Vier Tipps von Patrick Haebig
- 01 Auf Entwicklerkonferenzen sichtbar werden _Wenn du zeigst, dass du etwas drauf hast, sind Entwicklerkonferenzen ideal, um den Bekanntheitsgrad zu steigern und Vertrauen aufzubauen.
- 02 Nähe zu Schulen und Universitäten _Gerade durch Präsenz vor Ort können wertvolle Kontakte zu Talenten und motivierten Menschen geknüpft und die eigene Bekanntheit gesteigert werden. Die Nähe zu den richtigen Hebeln suchen.
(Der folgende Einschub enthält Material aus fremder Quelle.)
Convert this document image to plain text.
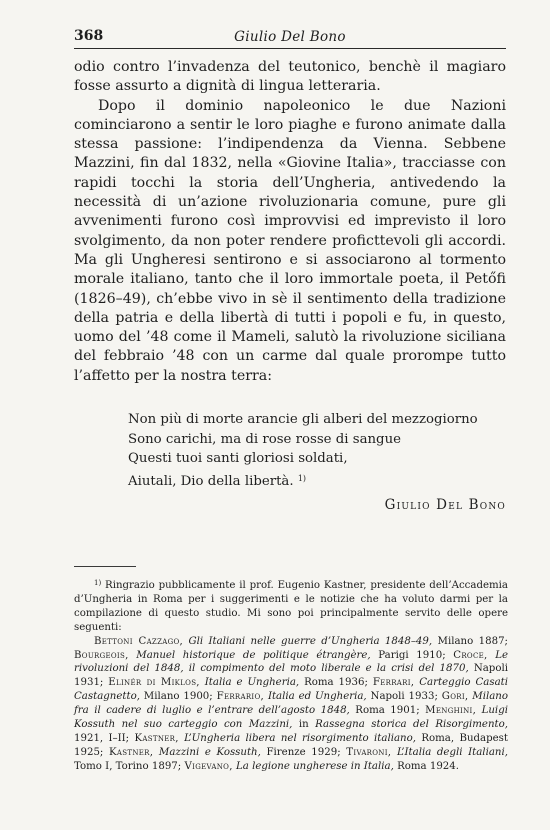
368	Giulio Del Bono

odio contro l’invadenza del teutonico, benchè il magiaro fosse assurto a dignità di lingua letteraria.

Dopo il dominio napoleonico le due Nazioni cominciarono a sentir le loro piaghe e furono animate dalla stessa passione: l’indipendenza da Vienna. Sebbene Mazzini, fin dal 1832, nella «Giovine Italia», tracciasse con rapidi tocchi la storia dell’Ungheria, antivedendo la necessità di un’azione rivoluzionaria comune, pure gli avvenimenti furono così improvvisi ed imprevisto il loro svolgimento, da non poter rendere proficttevoli gli accordi. Ma gli Ungheresi sentirono e si associarono al tormento morale italiano, tanto che il loro immortale poeta, il Petőfi (1826–49), ch’ebbe vivo in sè il sentimento della tradizione della patria e della libertà di tutti i popoli e fu, in questo, uomo del ’48 come il Mameli, salutò la rivoluzione siciliana del febbraio ’48 con un carme dal quale prorompe tutto l’affetto per la nostra terra:

Non più di morte arancie gli alberi del mezzogiorno
Sono carichi, ma di rose rosse di sangue
Questi tuoi santi gloriosi soldati,
Aiutali, Dio della libertà. $^{1)}$
Giulio Del Bono

$^{1)}$ Ringrazio pubblicamente il prof. Eugenio Kastner, presidente dell’Accademia d’Ungheria in Roma per i suggerimenti e le notizie che ha voluto darmi per la compilazione di questo studio. Mi sono poi principalmente servito delle opere seguenti:

Bettoni Cazzago, Gli Italiani nelle guerre d’Ungheria 1848–49, Milano 1887; Bourgeois, Manuel historique de politique étrangère, Parigi 1910; Croce, Le rivoluzioni del 1848, il compimento del moto liberale e la crisi del 1870, Napoli 1931; Elinér di Miklos, Italia e Ungheria, Roma 1936; Ferrari, Carteggio Casati Castagnetto, Milano 1900; Ferrario, Italia ed Ungheria, Napoli 1933; Gori, Milano fra il cadere di luglio e l’entrare dell’agosto 1848, Roma 1901; Menghini, Luigi Kossuth nel suo carteggio con Mazzini, in Rassegna storica del Risorgimento, 1921, I–II; Kastner, L’Ungheria libera nel risorgimento italiano, Roma, Budapest 1925; Kastner, Mazzini e Kossuth, Firenze 1929; Tivaroni, L’Italia degli Italiani, Tomo I, Torino 1897; Vigevano, La legione ungherese in Italia, Roma 1924.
Einzelne Studierende kennenlernen ist manchmal mühsam, gute Kontakte zu Professoren erleichtern vieles.
- 03 Eigene Strukturen hinterfragen _Viele große Unternehmen haben Prozesse, die 2018 schon obsolet sind. Es gilt, ständig die eigenen Strukturen zu hinterfragen und flexibel zu bleiben.
- 04 Die richtige Fehlerkultur _Wir alle lernen aus Fehlern – auch Mitarbeiter sollen Fehler machen dürfen.